Offrir sa prestation de travail est la règle de base, rappelle-t-il. Selon lui, l’accommodement qui équivaut à dénaturer le contrat de travail ou à créer un poste qui n’existe pas n’est pas raisonnable. L’employeur pourra refuser cette contrainte si la transformation demandée représente des couts élevés, pose une entrave à l’exploitation de l’entreprise ou un risque pour la sécurité, ou devient une atteinte aux droits des autres employés et à la convention collective.

L’obligation d’accommoder découle des droits reconnus par les chartes qui interdisent la discrimination sur la base du handicap de la personne. En 2000, dans une décision touchant un employé de la municipalité de Boisbriand, la Cour suprême a donné une définition « extraordinairement large du handicap », lequel pouvait être « réel ou perçu ». Les procureurs de la municipalité, dont l’employé faisait partie, faisaient valoir que le handicap doit avoir un caractère permanent. La Commission de la santé et de la sécurité au travail (CSST) maintient une définition bien plus étroite du handicap lorsqu’il est question de lésions professionnelles.

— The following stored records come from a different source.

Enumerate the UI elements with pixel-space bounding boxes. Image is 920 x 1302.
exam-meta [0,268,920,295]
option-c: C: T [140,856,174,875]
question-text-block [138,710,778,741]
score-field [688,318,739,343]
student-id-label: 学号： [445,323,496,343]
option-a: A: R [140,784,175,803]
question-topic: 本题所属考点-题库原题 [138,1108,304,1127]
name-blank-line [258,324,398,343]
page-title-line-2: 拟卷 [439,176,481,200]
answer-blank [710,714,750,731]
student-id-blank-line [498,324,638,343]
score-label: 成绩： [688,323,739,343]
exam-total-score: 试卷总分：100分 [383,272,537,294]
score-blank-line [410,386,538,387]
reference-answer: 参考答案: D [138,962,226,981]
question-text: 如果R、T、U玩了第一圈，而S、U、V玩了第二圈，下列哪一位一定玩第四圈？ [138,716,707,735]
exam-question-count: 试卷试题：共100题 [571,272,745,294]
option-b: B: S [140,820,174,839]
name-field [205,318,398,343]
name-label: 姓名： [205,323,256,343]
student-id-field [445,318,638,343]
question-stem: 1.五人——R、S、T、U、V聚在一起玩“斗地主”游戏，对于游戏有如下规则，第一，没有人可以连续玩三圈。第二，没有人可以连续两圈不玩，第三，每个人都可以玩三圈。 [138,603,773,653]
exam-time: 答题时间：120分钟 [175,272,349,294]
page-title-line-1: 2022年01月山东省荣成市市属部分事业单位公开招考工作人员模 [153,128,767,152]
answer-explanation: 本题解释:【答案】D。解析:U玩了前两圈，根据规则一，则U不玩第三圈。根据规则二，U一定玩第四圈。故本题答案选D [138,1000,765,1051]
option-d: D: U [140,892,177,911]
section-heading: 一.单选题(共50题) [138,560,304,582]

Me L’Heureux ajoute qu’il n’y a pas d’automatisme en matière d’accommodement et que le processus doit rester individualisé et flexible. « L’employeur n’est pas un assureur. Il n’est pas tenu de maintenir le lien d’emploi s’il n’existe aucune mesure raisonnable qui permettrait le retour au travail dans un avenir à court ou moyen terme », dit-il. Aucune loi ne prévoit clairement le délai requis avant de procéder au congédiement administratif. L’employeur peut conserver le lien d’emploi pour des raisons humanitaires, mais il y a de bonnes chances qu’il regrette sa décision lors du prochain dossier d’invalidité qu’il devra trancher, conclut l’avocat.